Minimum Sampling Rate of Bandpass signal

Question

Consider a DSBSC signal s(t) = m(t).cos(2.pi.20k.t) where say m(t) is multi-tone signal with frequencies less than 5 kHz.

The spectrum gives a typical bandpass say triangle centred around 20k and -20k. Now, when I calculate the minimum sampling rate;

Since the highest frequency is not an integer multiple of bandwidth of the bandpass signal; I end up getting the sampling rate as 25 KHz.

But when I draw the spectrum for the sampling rate of 10 kHz, the message signal centred at origin was doubled in amplitude and there was no aliasing as well.

Does that mean the minimum sampling rate is indeed 10 kHz?

I have used the typical bandpass sampling rate procedure many times, this was the first time it failed in giving me the minimum sampling rate!

edit: I doubt that the 10 kHz would be the minimum sampling rate to recover the message signal while the bandpass sampling rate of 25 kHz is the one which recovers the bandpass spectrum!

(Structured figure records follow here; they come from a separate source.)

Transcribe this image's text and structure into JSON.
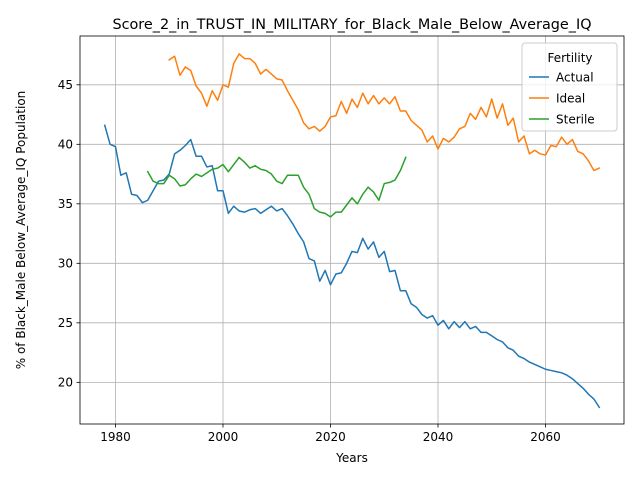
{
  "chart_data": {
    "type": "line",
    "title": "Score_2_in_TRUST_IN_MILITARY_for_Black_Male_Below_Average_IQ",
    "xlabel": "Years",
    "ylabel": "% of Black_Male Below_Average_IQ Population",
    "xlim": [
      1973.4,
      2074.6
    ],
    "ylim": [
      16.5,
      49.1
    ],
    "xticks": [
      1980,
      2000,
      2020,
      2040,
      2060
    ],
    "yticks": [
      20,
      25,
      30,
      35,
      40,
      45
    ],
    "grid": true,
    "legend": {
      "title": "Fertility",
      "placement": "top-right",
      "entries": [
        "Actual",
        "Ideal",
        "Sterile"
      ]
    },
    "series": [
      {
        "name": "Actual",
        "color": "#1f77b4",
        "x": [
          1978,
          1979,
          1980,
          1981,
          1982,
          1983,
          1984,
          1985,
          1986,
          1987,
          1988,
          1989,
          1990,
          1991,
          1992,
          1993,
          1994,
          1995,
          1996,
          1997,
          1998,
          1999,
          2000,
          2001,
          2002,
          2003,
          2004,
          2005,
          2006,
          2007,
          2008,
          2009,
          2010,
          2011,
          2012,
          2013,
          2014,
          2015,
          2016,
          2017,
          2018,
          2019,
          2020,
          2021,
          2022,
          2023,
          2024,
          2025,
          2026,
          2027,
          2028,
          2029,
          2030,
          2031,
          2032,
          2033,
          2034,
          2035,
          2036,
          2037,
          2038,
          2039,
          2040,
          2041,
          2042,
          2043,
          2044,
          2045,
          2046,
          2047,
          2048,
          2049,
          2050,
          2051,
          2052,
          2053,
          2054,
          2055,
          2056,
          2057,
          2058,
          2059,
          2060,
          2061,
          2062,
          2063,
          2064,
          2065,
          2066,
          2067,
          2068,
          2069,
          2070
        ],
        "values": [
          41.6,
          40.0,
          39.8,
          37.4,
          37.6,
          35.8,
          35.7,
          35.1,
          35.3,
          36.1,
          36.9,
          37.0,
          37.5,
          39.2,
          39.5,
          39.9,
          40.4,
          39.0,
          39.0,
          38.1,
          38.2,
          36.1,
          36.1,
          34.2,
          34.8,
          34.4,
          34.3,
          34.5,
          34.6,
          34.2,
          34.5,
          34.8,
          34.4,
          34.6,
          34.0,
          33.3,
          32.5,
          31.8,
          30.4,
          30.2,
          28.5,
          29.4,
          28.2,
          29.1,
          29.2,
          30.0,
          31.0,
          30.9,
          32.1,
          31.2,
          31.8,
          30.5,
          31.0,
          29.3,
          29.4,
          27.7,
          27.7,
          26.6,
          26.3,
          25.7,
          25.4,
          25.6,
          24.8,
          25.2,
          24.5,
          25.1,
          24.6,
          25.1,
          24.5,
          24.7,
          24.2,
          24.2,
          23.9,
          23.6,
          23.4,
          22.9,
          22.7,
          22.2,
          22.0,
          21.7,
          21.5,
          21.3,
          21.1,
          21.0,
          20.9,
          20.8,
          20.6,
          20.3,
          19.9,
          19.5,
          19.0,
          18.6,
          17.9
        ]
      },
      {
        "name": "Ideal",
        "color": "#ff7f0e",
        "x": [
          1990,
          1991,
          1992,
          1993,
          1994,
          1995,
          1996,
          1997,
          1998,
          1999,
          2000,
          2001,
          2002,
          2003,
          2004,
          2005,
          2006,
          2007,
          2008,
          2009,
          2010,
          2011,
          2012,
          2013,
          2014,
          2015,
          2016,
          2017,
          2018,
          2019,
          2020,
          2021,
          2022,
          2023,
          2024,
          2025,
          2026,
          2027,
          2028,
          2029,
          2030,
          2031,
          2032,
          2033,
          2034,
          2035,
          2036,
          2037,
          2038,
          2039,
          2040,
          2041,
          2042,
          2043,
          2044,
          2045,
          2046,
          2047,
          2048,
          2049,
          2050,
          2051,
          2052,
          2053,
          2054,
          2055,
          2056,
          2057,
          2058,
          2059,
          2060,
          2061,
          2062,
          2063,
          2064,
          2065,
          2066,
          2067,
          2068,
          2069,
          2070
        ],
        "values": [
          47.1,
          47.4,
          45.8,
          46.5,
          46.2,
          44.9,
          44.3,
          43.2,
          44.5,
          43.7,
          45.0,
          44.8,
          46.8,
          47.6,
          47.2,
          47.2,
          46.8,
          45.9,
          46.3,
          45.9,
          45.5,
          45.4,
          44.5,
          43.7,
          42.9,
          41.8,
          41.3,
          41.5,
          41.1,
          41.5,
          42.3,
          42.4,
          43.6,
          42.6,
          43.8,
          43.1,
          44.3,
          43.4,
          44.1,
          43.4,
          43.9,
          43.4,
          44.0,
          42.8,
          42.8,
          42.0,
          41.6,
          41.2,
          40.2,
          40.7,
          39.6,
          40.5,
          40.2,
          40.6,
          41.3,
          41.5,
          42.6,
          42.1,
          43.1,
          42.3,
          43.8,
          42.2,
          43.4,
          41.6,
          42.2,
          40.2,
          40.7,
          39.2,
          39.5,
          39.2,
          39.1,
          39.9,
          39.8,
          40.6,
          40.0,
          40.4,
          39.4,
          39.2,
          38.6,
          37.8,
          38.0
        ]
      },
      {
        "name": "Sterile",
        "color": "#2ca02c",
        "x": [
          1986,
          1987,
          1988,
          1989,
          1990,
          1991,
          1992,
          1993,
          1994,
          1995,
          1996,
          1997,
          1998,
          1999,
          2000,
          2001,
          2002,
          2003,
          2004,
          2005,
          2006,
          2007,
          2008,
          2009,
          2010,
          2011,
          2012,
          2013,
          2014,
          2015,
          2016,
          2017,
          2018,
          2019,
          2020,
          2021,
          2022,
          2023,
          2024,
          2025,
          2026,
          2027,
          2028,
          2029,
          2030,
          2031,
          2032,
          2033,
          2034
        ],
        "values": [
          37.7,
          36.9,
          36.7,
          36.7,
          37.4,
          37.1,
          36.5,
          36.6,
          37.1,
          37.5,
          37.3,
          37.6,
          37.9,
          38.0,
          38.3,
          37.7,
          38.3,
          38.9,
          38.5,
          38.0,
          38.2,
          37.9,
          37.8,
          37.5,
          36.9,
          36.7,
          37.4,
          37.4,
          37.4,
          36.4,
          35.8,
          34.6,
          34.3,
          34.2,
          33.9,
          34.3,
          34.3,
          34.9,
          35.5,
          35.0,
          35.8,
          36.4,
          36.0,
          35.3,
          36.7,
          36.8,
          37.0,
          37.8,
          38.9
        ]
      }
    ]
  }
}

Also, if the above conclusion is correct, is it independent of the carrier frequency (Fc>>Fm)?

Answer 1

The problem is that the general criterion for bandpass sampling (which results in $25\text{ kHz}\leq f_s\leq 30\text{ kHz}$) applies for general signals, whose spectrum may not be symmetric around $f_c$. In your example, sampling at 10 kHz would fail because spectrums of different shapes overlap.

The most complete resource I know on bandpass sampling is "The theory of bandpass sampling", by Vaughan et al, IEEE Trans. on Signal Processing, 1991, Vol. 39, Issue 9 (http://dx.doi.org/10.1109%2F78.134430). At the start of page 4, it specifies that in the special case of DSB signals, the minimum sampling interval is $1/B$, where $B$ is the bandwidth (for both sidebands). This corresponds to your case, where the minimum sampling rate is 10 kHz, equal to the signal's bandwidth.

Answer 2

Your rule does not take advantage of the double sideband symmetry.

The positive peaks of the cosine have a value of 1 and occur at a rate of 20 kHz. Sampling at the positive peaks of the cosine gives you directly samples of $m(t)$. The obtained 20 kHz sampling frequency is sufficient because even 2 × 5 kHz = 10 kHz is enough to sample $m(t)$. Throw away every second sample to arrive at the critical sampling frequency 10 kHz, still not losing information about $m(t)$.

The catch is that you must be able to synchronize to the cosine carrier. Otherwise you might even sample where its value is zero, losing all information. You also need the synchronization if you want to reconstruct the carrier which is lost by the sampling.